The Dichotomy of "Rich" and "Poor" Is a Fiction, for Few People Stay Either for Long
WASHINGTON – Opponents of the Bush tax cuts often claim "tax cuts for the rich" occurs at the expense of the poor. But several recent studies show that these are not static groups, and that people frequently move in and out of the "poor" and "rich" demographics. Many of those categorized as poor are young people beginning their careers or unemployed people briefly out of the workforce. Similarly, many of those who are "rich" today will stop earning high incomes in future years. The number of people who will gain much from the tax cuts in their lifetimes is far higher than the number who benefit in any year, because of this income mobility.
Fact: Poverty is primarily a transient experience in America. According to a recent Census Bureau study :
- Of the 34.2% of Americans who experienced poverty from 1996 to 1999, over half escaped poverty within four months of entering it.
- Eighty percent left poverty within a year.

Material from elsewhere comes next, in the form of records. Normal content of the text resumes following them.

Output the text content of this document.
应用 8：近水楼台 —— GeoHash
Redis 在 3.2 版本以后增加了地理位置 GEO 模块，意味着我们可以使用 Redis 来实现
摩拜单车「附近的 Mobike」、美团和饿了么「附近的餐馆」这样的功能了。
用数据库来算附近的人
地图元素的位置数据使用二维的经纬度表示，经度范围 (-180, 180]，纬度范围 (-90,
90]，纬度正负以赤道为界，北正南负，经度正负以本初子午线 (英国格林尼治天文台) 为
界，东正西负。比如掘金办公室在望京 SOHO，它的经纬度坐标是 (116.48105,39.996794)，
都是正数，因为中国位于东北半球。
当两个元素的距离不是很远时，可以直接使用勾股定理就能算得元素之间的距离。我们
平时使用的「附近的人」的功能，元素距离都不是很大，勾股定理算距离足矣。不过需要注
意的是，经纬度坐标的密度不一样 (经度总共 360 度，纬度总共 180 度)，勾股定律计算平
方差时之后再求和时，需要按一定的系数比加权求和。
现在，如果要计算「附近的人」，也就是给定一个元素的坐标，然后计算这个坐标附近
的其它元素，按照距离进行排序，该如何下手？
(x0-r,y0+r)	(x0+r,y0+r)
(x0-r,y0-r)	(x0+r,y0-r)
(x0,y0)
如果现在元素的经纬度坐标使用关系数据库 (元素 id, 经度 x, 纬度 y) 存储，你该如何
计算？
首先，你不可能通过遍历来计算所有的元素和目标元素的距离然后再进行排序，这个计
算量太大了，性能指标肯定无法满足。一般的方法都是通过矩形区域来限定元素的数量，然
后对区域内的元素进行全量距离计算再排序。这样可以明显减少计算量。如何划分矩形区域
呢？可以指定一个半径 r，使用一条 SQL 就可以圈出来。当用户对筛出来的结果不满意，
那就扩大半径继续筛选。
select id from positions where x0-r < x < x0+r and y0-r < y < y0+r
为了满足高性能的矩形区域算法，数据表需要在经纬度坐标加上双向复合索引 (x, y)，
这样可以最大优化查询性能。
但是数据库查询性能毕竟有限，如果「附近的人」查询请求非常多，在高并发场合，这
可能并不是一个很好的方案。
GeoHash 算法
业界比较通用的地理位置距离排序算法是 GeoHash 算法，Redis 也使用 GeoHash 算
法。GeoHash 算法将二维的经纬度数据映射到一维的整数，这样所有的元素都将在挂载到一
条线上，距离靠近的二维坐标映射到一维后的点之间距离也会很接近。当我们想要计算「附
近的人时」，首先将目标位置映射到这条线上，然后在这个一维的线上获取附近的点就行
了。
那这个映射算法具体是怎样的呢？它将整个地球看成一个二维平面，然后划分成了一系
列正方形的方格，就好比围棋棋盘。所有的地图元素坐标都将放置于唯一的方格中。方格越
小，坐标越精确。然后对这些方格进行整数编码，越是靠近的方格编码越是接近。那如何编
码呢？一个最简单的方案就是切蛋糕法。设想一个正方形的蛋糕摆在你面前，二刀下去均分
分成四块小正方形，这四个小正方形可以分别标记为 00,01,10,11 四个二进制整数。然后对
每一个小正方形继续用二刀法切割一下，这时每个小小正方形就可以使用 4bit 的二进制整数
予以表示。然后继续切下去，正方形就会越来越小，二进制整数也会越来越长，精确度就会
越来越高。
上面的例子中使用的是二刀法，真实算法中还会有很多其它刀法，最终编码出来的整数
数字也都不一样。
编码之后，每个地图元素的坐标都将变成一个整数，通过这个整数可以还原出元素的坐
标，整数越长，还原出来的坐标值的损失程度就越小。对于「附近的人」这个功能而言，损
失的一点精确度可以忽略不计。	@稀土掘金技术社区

- These briefly poor include college graduates who do not find jobs for several months, workers experiencing short periods of unemployment, and women taking maternity leave. They are not indicative of a chronic poverty problem; only 1 in 17 Americans who experienced poverty in this period was poor for its entirety.
Fact: Income mobility is high at both ends of the spectrum. According to a study by the Federal Reserve Bank of Boston:
- 47% of families in the lowest income quintile in 1988 moved to a higher quintile by 1998, and 47% of those in the highest quintile in 1988 moved to a lower one within 10 years.
- Similarly, a National Center for Policy Analysis study found that after a single year, 32% of individuals in the lowest quintile moved up and 25% of those in the highest moved down. Within 10 years, 67% of those in the lowest income quintile had moved up and 61% in the highest had moved down. Even if distribution among quintiles were assigned randomly each year, only 80% would change quintiles.
Fact: Income group membership is strongly dynamic, and today\’s "poor" are tomorrow\’s middle class and "rich." Most people who experience poverty escape it within months, and most members of the top and bottom income quintiles see reversals of fortune within a decade. So, politicians who attack the tax cuts with rhetoric about "poor" and "rich" are disingenuous; members of one group may soon be members of the other, and today\’s "poor" stand to reap great tax benefits in the future.